The judgment then analyses a string of later cases in which the standard Twinsectra test was used, rather than the Barlow Clowes version, ending with Hussein v GMC [2014] EWCA Civ 2246 in which the Ghosh/Twinsectra test was modified to “reasonable and honest doctors [not people]”. The authorities commented on included Bryant v Law Society [2009] 1 WLR 163 where, despite the decision in Barlow Clowes, the Court declared itself bound by Bultitude v The Law Society [2004] EWCA Civ 1853 to apply the standard Twinsectra test.

One further concession to the civil standard was noted. In Professional Standards Authority for Health and Social Care v Health and Care Professions Council and Elizabeth Abosede David [2014] EWHC 4657 (Admin) Popplewell J accepted that there were two different tests available but in the absence of argument to the contrary proceeded on the basis that the Twinsectra/Ghosh test was the appropriate one to be applied, albeit further modified to make clear that the civil standard of proof applied to both of its limbs.

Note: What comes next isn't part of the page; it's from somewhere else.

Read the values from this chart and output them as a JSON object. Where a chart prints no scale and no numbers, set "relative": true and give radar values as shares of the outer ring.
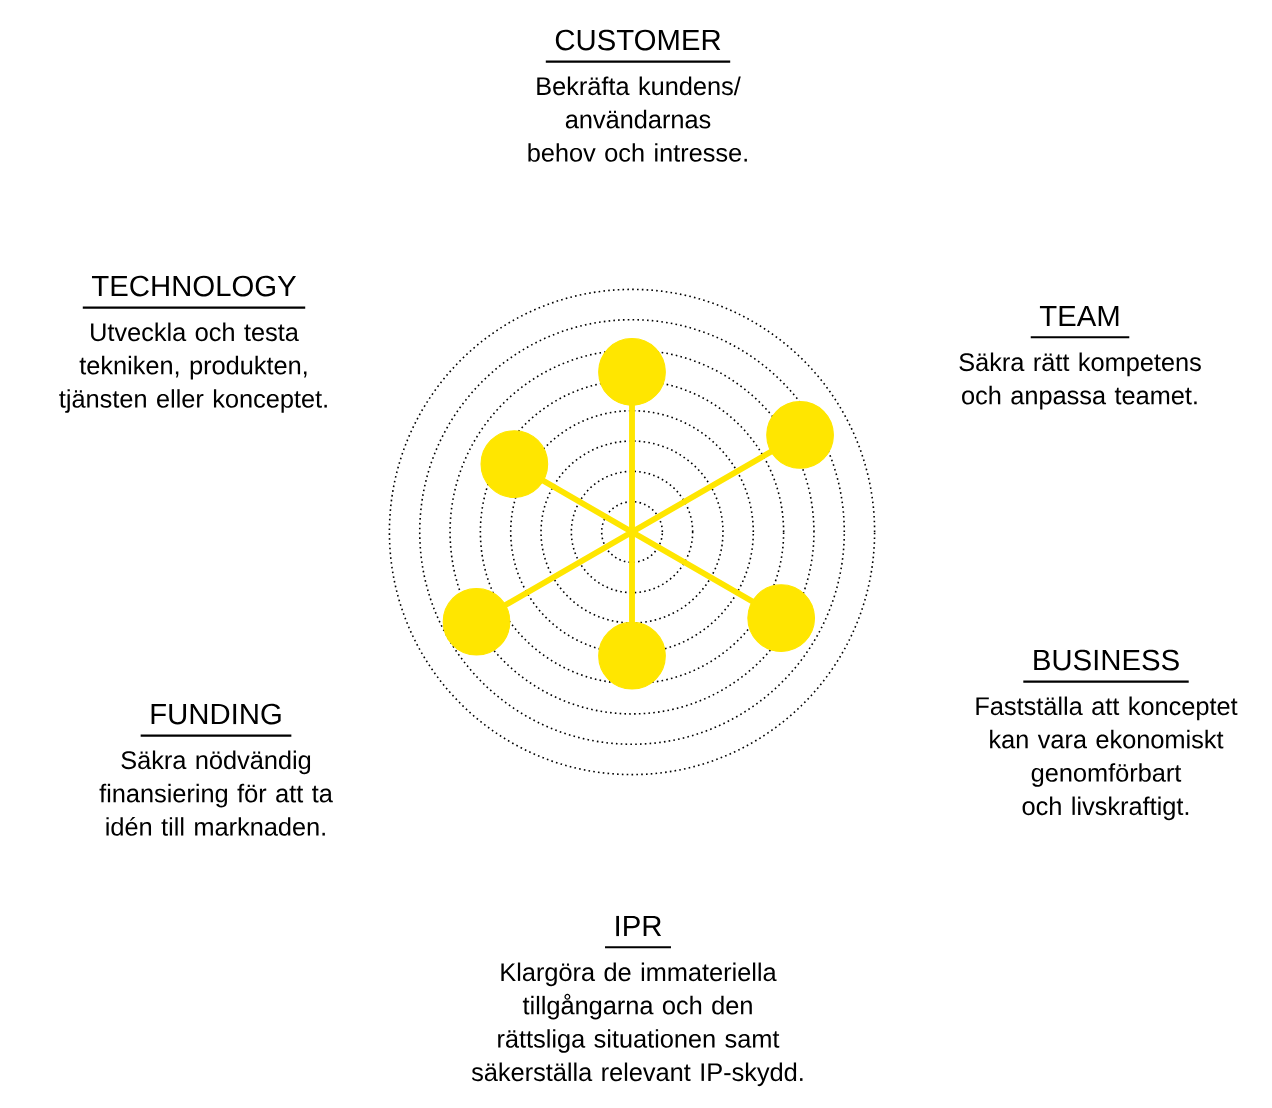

Mostyn J pronounced himself very unhappy about all of this. He stated, “In my opinion there should be but one test for dishonesty in all civil proceedings, whatever their nature. That test should be as propounded by the Privy Council in Barlow Clowes…” However, he held that he was bound by the decisions in Bryant and Hussein, and that the test is:

“The tribunal should first determine whether on the balance of probabilities, a defendant acted dishonestly by the standards of ordinary and honest members of that profession; and, if it finds that he or she did so, must go on to determine whether it is more likely than not that the defendant realised that what he or she was doing was by those standards, dishonest.”

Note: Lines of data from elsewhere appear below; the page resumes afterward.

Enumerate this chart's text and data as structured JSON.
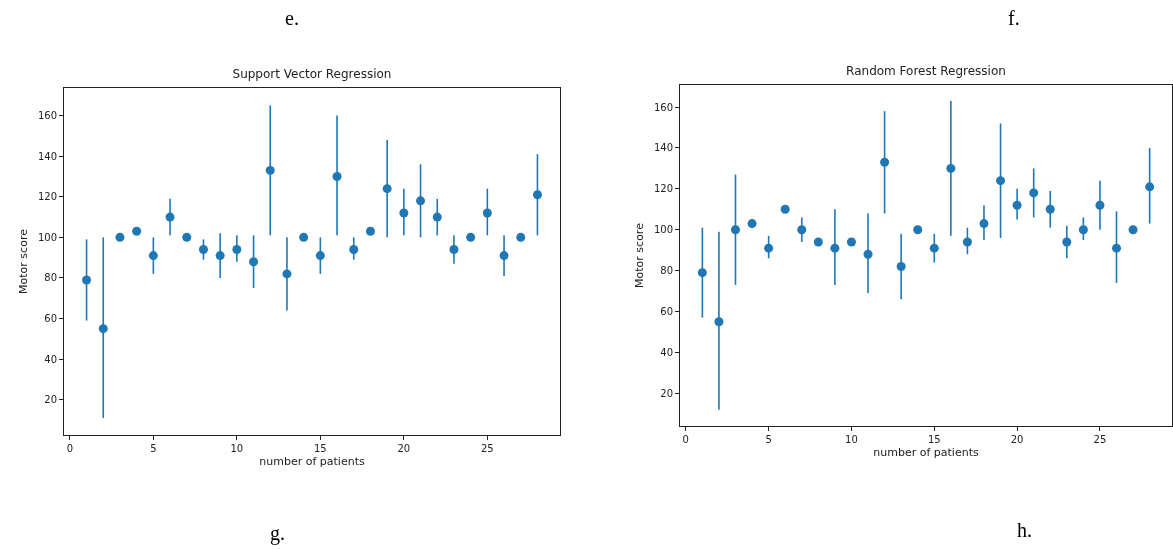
{
  "chart_data": [
    {
      "type": "scatter",
      "title": "Support Vector Regression",
      "xlabel": "number of patients",
      "ylabel": "Motor score",
      "annotations": [
        "e.",
        "g."
      ],
      "marker": "circle",
      "xlim": [
        -0.35,
        29.35
      ],
      "ylim": [
        2.6,
        173.6
      ],
      "xticks": [
        0,
        5,
        10,
        15,
        20,
        25
      ],
      "yticks": [
        20,
        40,
        60,
        80,
        100,
        120,
        140,
        160
      ],
      "series": [
        {
          "color": "#1f77b4",
          "x": [
            1,
            2,
            3,
            4,
            5,
            6,
            7,
            8,
            9,
            10,
            11,
            12,
            13,
            14,
            15,
            16,
            17,
            18,
            19,
            20,
            21,
            22,
            23,
            24,
            25,
            26,
            27,
            28
          ],
          "values": [
            79,
            55,
            100,
            103,
            91,
            110,
            100,
            94,
            91,
            94,
            88,
            133,
            82,
            100,
            91,
            130,
            94,
            103,
            124,
            112,
            118,
            110,
            94,
            100,
            112,
            91,
            100,
            121
          ],
          "errors": [
            [
              59,
              99
            ],
            [
              11,
              100
            ],
            null,
            null,
            [
              82,
              100
            ],
            [
              101,
              119
            ],
            null,
            [
              89,
              99
            ],
            [
              80,
              102
            ],
            [
              88,
              101
            ],
            [
              75,
              101
            ],
            [
              101,
              165
            ],
            [
              64,
              100
            ],
            null,
            [
              82,
              100
            ],
            [
              101,
              160
            ],
            [
              89,
              100
            ],
            null,
            [
              100,
              148
            ],
            [
              101,
              124
            ],
            [
              100,
              136
            ],
            [
              101,
              119
            ],
            [
              87,
              101
            ],
            null,
            [
              101,
              124
            ],
            [
              81,
              101
            ],
            null,
            [
              101,
              141
            ]
          ]
        }
      ]
    },
    {
      "type": "scatter",
      "title": "Random Forest Regression",
      "xlabel": "number of patients",
      "ylabel": "Motor score",
      "annotations": [
        "f.",
        "h."
      ],
      "marker": "circle",
      "xlim": [
        -0.35,
        29.35
      ],
      "ylim": [
        4,
        170.8
      ],
      "xticks": [
        0,
        5,
        10,
        15,
        20,
        25
      ],
      "yticks": [
        20,
        40,
        60,
        80,
        100,
        120,
        140,
        160
      ],
      "series": [
        {
          "color": "#1f77b4",
          "x": [
            1,
            2,
            3,
            4,
            5,
            6,
            7,
            8,
            9,
            10,
            11,
            12,
            13,
            14,
            15,
            16,
            17,
            18,
            19,
            20,
            21,
            22,
            23,
            24,
            25,
            26,
            27,
            28
          ],
          "values": [
            79,
            55,
            100,
            103,
            91,
            110,
            100,
            94,
            91,
            94,
            88,
            133,
            82,
            100,
            91,
            130,
            94,
            103,
            124,
            112,
            118,
            110,
            94,
            100,
            112,
            91,
            100,
            121
          ],
          "errors": [
            [
              57,
              101
            ],
            [
              12,
              99
            ],
            [
              73,
              127
            ],
            null,
            [
              86,
              97
            ],
            null,
            [
              94,
              106
            ],
            null,
            [
              73,
              110
            ],
            null,
            [
              69,
              108
            ],
            [
              108,
              158
            ],
            [
              66,
              98
            ],
            null,
            [
              84,
              98
            ],
            [
              97,
              163
            ],
            [
              88,
              101
            ],
            [
              95,
              112
            ],
            [
              96,
              152
            ],
            [
              105,
              120
            ],
            [
              106,
              130
            ],
            [
              101,
              119
            ],
            [
              86,
              102
            ],
            [
              95,
              106
            ],
            [
              100,
              124
            ],
            [
              74,
              109
            ],
            null,
            [
              103,
              140
            ]
          ]
        }
      ]
    }
  ]
}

Mostyn J went on to find that the dentist had not acted dishonestly. Her evidence was that she had claimed as she did because she had been told (incorrectly) that she was entitled to do so. The PCC did not make any finding that this evidence was false. Mostyn J said:

“were it to have done so it would have been incumbent on it to have spelt this out with the utmost clarity. If a defendant is to be fixed with a finding that he or she has given deliberately false evidence then it is elementary that he or she must be told with pitiless clarity why and how”.”

The PCC’s reasoning that the dentist had simultaneously persuaded herself that the claims were acceptable whilst also knowing that she was not entitled to make them was ‘internally inconsistent and incoherent’. In the absence of a finding that the dentist had given false evidence about her knowledge of the claiming procedure or that she had been given incorrect information but subsequently discovered the true position, no finding of dishonesty was possible.

Mostyn J therefore allowed the appeal, quashed the findings of dishonesty, and remitted the case to the PCC to reconsider sanction.

It remains to be seen what will happen when the issue of dishonesty next makes its way to the Court of Appeal or even the Supreme Court, but for now all FTP panels are bound to apply the Ghosh test in disciplinary cases.

A version of this article was delivered at the 2 Hare Court Professional Discipline seminar on 10 June 2015.